The book breaks down this fundamental split between two mindsets.
Rich v poor
Most people wake up, grind for 8-10 hours, collect a check, pay bills, repeat.
They're trading time for pieces of paper because the number on the paycheck keeps them feeling secure.
Rich Dad flips that entire script.
He taught that "working for money is the trap."
The real move is working to learn, to build skills, to understand how systems (and money models) operate.
When you work for experience instead of a paycheck, you're accumulating something that compounds - knowledge, connections, capabilities that let you build or buy assets.
Here's what an asset actually is:
"Something that puts money in your pocket without you having to show up."

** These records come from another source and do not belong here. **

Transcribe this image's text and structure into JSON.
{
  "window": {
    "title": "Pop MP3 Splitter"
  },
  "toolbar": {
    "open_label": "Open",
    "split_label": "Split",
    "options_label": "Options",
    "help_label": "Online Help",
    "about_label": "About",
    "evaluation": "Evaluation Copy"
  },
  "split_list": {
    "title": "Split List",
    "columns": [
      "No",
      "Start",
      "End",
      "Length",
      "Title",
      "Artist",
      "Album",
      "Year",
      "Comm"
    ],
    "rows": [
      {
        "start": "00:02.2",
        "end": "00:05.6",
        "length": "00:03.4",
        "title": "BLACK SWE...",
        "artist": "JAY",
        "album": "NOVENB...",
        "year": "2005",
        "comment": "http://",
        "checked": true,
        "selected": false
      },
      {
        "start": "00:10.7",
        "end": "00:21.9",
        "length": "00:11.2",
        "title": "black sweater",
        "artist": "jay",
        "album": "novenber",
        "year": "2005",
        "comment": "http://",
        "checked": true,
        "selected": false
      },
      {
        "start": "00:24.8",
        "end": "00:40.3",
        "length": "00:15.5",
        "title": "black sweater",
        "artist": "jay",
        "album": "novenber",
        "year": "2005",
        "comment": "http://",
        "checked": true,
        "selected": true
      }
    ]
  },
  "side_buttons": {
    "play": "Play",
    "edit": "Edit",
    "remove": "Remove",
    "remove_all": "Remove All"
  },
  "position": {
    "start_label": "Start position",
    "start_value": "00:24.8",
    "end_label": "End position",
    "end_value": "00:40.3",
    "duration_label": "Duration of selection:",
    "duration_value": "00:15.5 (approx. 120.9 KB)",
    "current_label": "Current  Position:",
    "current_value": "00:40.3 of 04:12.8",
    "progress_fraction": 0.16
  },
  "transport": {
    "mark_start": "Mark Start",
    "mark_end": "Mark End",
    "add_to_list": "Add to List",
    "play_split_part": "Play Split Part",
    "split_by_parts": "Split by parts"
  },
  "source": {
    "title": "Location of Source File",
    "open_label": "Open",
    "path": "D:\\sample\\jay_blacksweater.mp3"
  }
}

Rental properties generating cash flow. Businesses running with systems.
Dividend-paying stocks.
Royalties from intellectual property.
These things work while you sleep.
A liability is anything taking money out of your pocket. Most people buy liabilities thinking they're assets.
Your car payment, credit cards, all of it - liabilities dressed up as necessities.

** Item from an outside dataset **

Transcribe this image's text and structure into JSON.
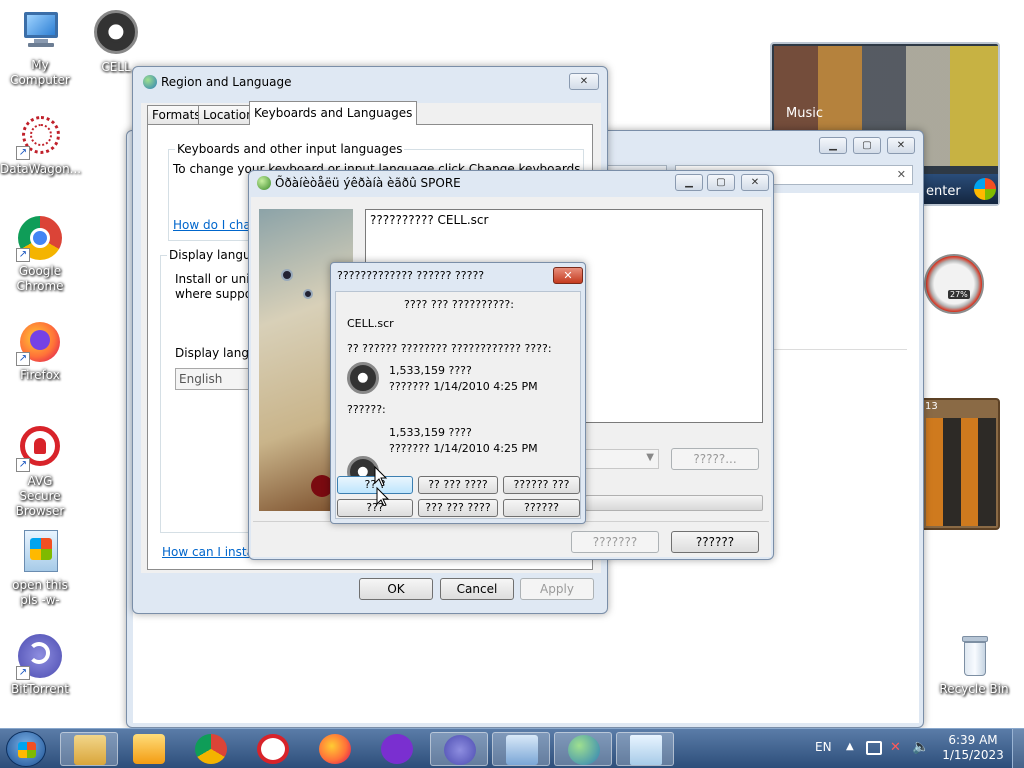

The wealthy understand this distinction completely.
They don't work harder for more money.
They work smarter to acquire more assets.
Each asset becomes an employee working 24/7 to generate income.
Then they use that income to buy more assets. The cycle builds on itself.
Meanwhile, the middle class gets a raise and immediately upgrades their lifestyle.
Bigger house payment, nicer car lease, fancier vacations.
Expenses rise to match income.
Running faster on the same treadmill, never actually getting ahead.
I see this playing out everywhere. People grinding 60-hour weeks at jobs they hate because they need the money to maintain lifestyles they can't afford.
They're scared to make moves because they think they need the stability.
When I took jobs earlier in my career, I wasn't chasing the biggest paycheck, I was chasing skills.
Contract negotiation experience from F-35 deals taught me how to spot value and structure favorable terms.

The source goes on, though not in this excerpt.